I could tell the other nine so-called men didn't think it was a good idea. But on the way across this blockade, I yelled at the machete-man, "Muchas gracias, Pandejo (I know several quite bad words in Spanish)," and he didn't blink an eyelash. But I became an instant hero to my trucking compatriots. Once we were in the back of the truck they couldn't stop retelling the story to each other, slapping me on the back and doing high-fives. I told them they were a bunch of sissies for letting a few tinhorn anarchists block the highway. None of them seemed to understand English, and my popularity only grew.
By the fifteenth back-of-the-truck ride everyone was fed up with paying twenty-five and fifty cents and one dollar for short jaunts, and we went on strike ourselves, half of us refusing to pay a cent to the truck driver who dropped us a mile from where we were supposed to catch a bus all the way (fifty miles still) to the border. Boy, did we learn a lesson fast.
All of a sudden, there were no more trucks, bike carts, or taxis. We walked and walked, my sandaled feet blistering and my stride shortening. At one point, seven of us crammed ourselves into the smallest taxi I've ever seen, sitting on each other's laps with backpacks and suitcases on top of us. Then we were discharged for the longest trek of all. It wasn't just a mile to the border bus, it was five miles and we walked, clumped, plodded, and dragged our sorry butts down that long road in the heat and humidity and thought we were going to die near the end. At least I did, because my feet were in tatters, my clothes soaked with sweat, and the bottom half of me black from burnt tire dust.

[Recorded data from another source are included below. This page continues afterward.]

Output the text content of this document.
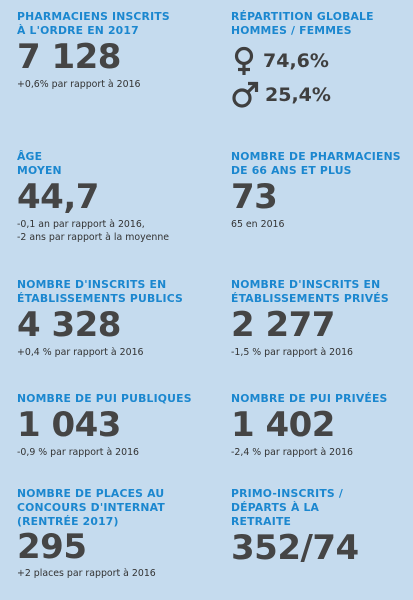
PHARMACIENS INSCRITS À L'ORDRE EN 2017
7 128
+0,6% par rapport à 2016
RÉPARTITION GLOBALE HOMMES / FEMMES
74,6%
25,4%
ÂGE MOYEN
44,7
-0,1 an par rapport à 2016,
-2 ans par rapport à la moyenne
NOMBRE DE PHARMACIENS DE 66 ANS ET PLUS
73
65 en 2016
NOMBRE D'INSCRITS EN ÉTABLISSEMENTS PUBLICS
4 328
+0,4 % par rapport à 2016
NOMBRE D'INSCRITS EN ÉTABLISSEMENTS PRIVÉS
2 277
-1,5 % par rapport à 2016
NOMBRE DE PUI PUBLIQUES
1 043
-0,9 % par rapport à 2016
NOMBRE DE PUI PRIVÉES
1 402
-2,4 % par rapport à 2016
NOMBRE DE PLACES AU CONCOURS D'INTERNAT (RENTRÉE 2017)
295
+2 places par rapport à 2016
PRIMO-INSCRITS / DÉPARTS À LA RETRAITE
352/74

In the far distance, a bus was skidding around a curve and my friends were yelling for me to hurry up. This was the most beautiful bus I've ever seen, sparkling in its sheer wonderfulness. But it was 5 p.m. I'd missed the luxury bus to Lima. Still the marvelous bus braked to a stop, and an hour later we rolled into Ecuador's border town with Peru.
I'd lost track of Geraldo and Maria, instead ending up with Jorge and Freddie who'd done the Bataan death march with me. I was lucky because Jorge and Freddie knew the ropes of the border, taxis and buses from Tumbes to Lima. We caught a ramshackle bus from Tumbes, after a hurried first meal of the day, at 8 p.m. This bus broke down the next morning, three hours out of Lima, so we flagged down a slightly better bus (it was running) and arrived in Lima at 6 p.m., only twenty-two hours after leaving Tumbes.

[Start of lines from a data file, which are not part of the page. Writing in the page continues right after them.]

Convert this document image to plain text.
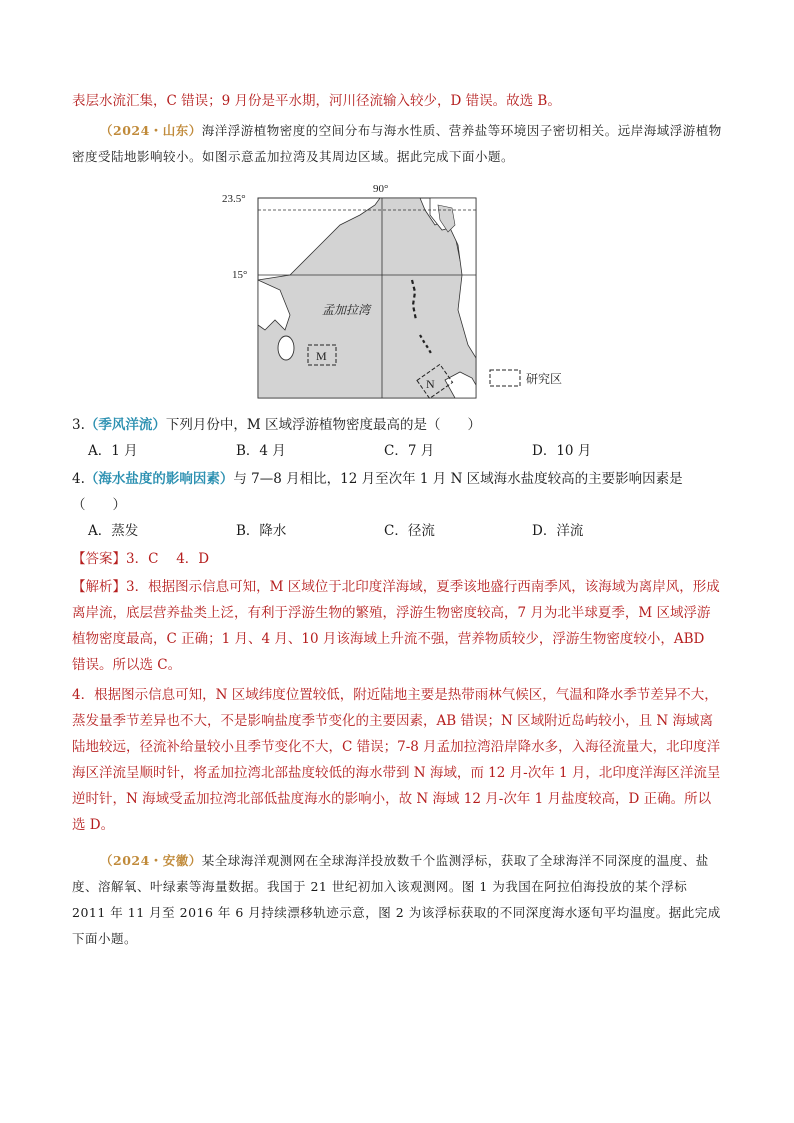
表层水流汇集，C 错误；9 月份是平水期，河川径流输入较少，D 错误。故选 B。

（2024・山东）海洋浮游植物密度的空间分布与海水性质、营养盐等环境因子密切相关。远岸海域浮游植物密度受陆地影响较小。如图示意孟加拉湾及其周边区域。据此完成下面小题。

23.5°
15°
90°
孟加拉湾
M
N	研究区

3.（季风洋流）下列月份中，M 区域浮游植物密度最高的是（　　）

A．1 月	B．4 月	C．7 月	D．10 月

4.（海水盐度的影响因素）与 7—8 月相比，12 月至次年 1 月 N 区域海水盐度较高的主要影响因素是

（　　）

A．蒸发	B．降水	C．径流	D．洋流

【答案】3．C　 4．D

【解析】3．根据图示信息可知，M 区域位于北印度洋海域，夏季该地盛行西南季风，该海域为离岸风，形成离岸流，底层营养盐类上泛，有利于浮游生物的繁殖，浮游生物密度较高，7 月为北半球夏季，M 区域浮游植物密度最高，C 正确；1 月、4 月、10 月该海域上升流不强，营养物质较少，浮游生物密度较小，ABD 错误。所以选 C。

4．根据图示信息可知，N 区域纬度位置较低，附近陆地主要是热带雨林气候区，气温和降水季节差异不大，蒸发量季节差异也不大，不是影响盐度季节变化的主要因素，AB 错误；N 区域附近岛屿较小，且 N 海域离陆地较远，径流补给量较小且季节变化不大，C 错误；7-8 月孟加拉湾沿岸降水多，入海径流量大，北印度洋海区洋流呈顺时针，将孟加拉湾北部盐度较低的海水带到 N 海域，而 12 月-次年 1 月，北印度洋海区洋流呈逆时针，N 海域受孟加拉湾北部低盐度海水的影响小，故 N 海域 12 月-次年 1 月盐度较高，D 正确。所以选 D。

（2024・安徽）某全球海洋观测网在全球海洋投放数千个监测浮标，获取了全球海洋不同深度的温度、盐度、溶解氧、叶绿素等海量数据。我国于 21 世纪初加入该观测网。图 1 为我国在阿拉伯海投放的某个浮标 2011 年 11 月至 2016 年 6 月持续漂移轨迹示意，图 2 为该浮标获取的不同深度海水逐旬平均温度。据此完成下面小题。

Jorge and Freddie wouldn't let me out of their sight, taking me to a downtown hotel of modest persuasion and insisting on a communal dinner at 10 p.m. (a few hours after I wanted to be in bed, given the last couple of days), before which we visited their shops. Jorge was in retail clothing with an emphasis on American football and basketball teams, whereas Freddie ran a birthday shop with large purple Barnies and brown Winnie the Poohs larger than me. We wolfed down a grilled chicken feast, sprung for by my new friends, and Freddie insisted on picking me up from my hotel at 9 a.m. to take me to the bus for Argentina (he'd already phoned to make my reservations), though his wife was imminently due to deliver their third child.
Freddie appeared promptly at 9 a.m. the next morning and insisted on waiting until my bus left at 11 a.m., notwithstanding the fact he'd been up since 1:30 a.m., delivering his wife to the hospital where he'd been ever since. The next day as I scooted across the border into Chile, Peru went on strike, rendering buses to Chile and Argentina history for at least a week. Thank you, Jorge and Freddie.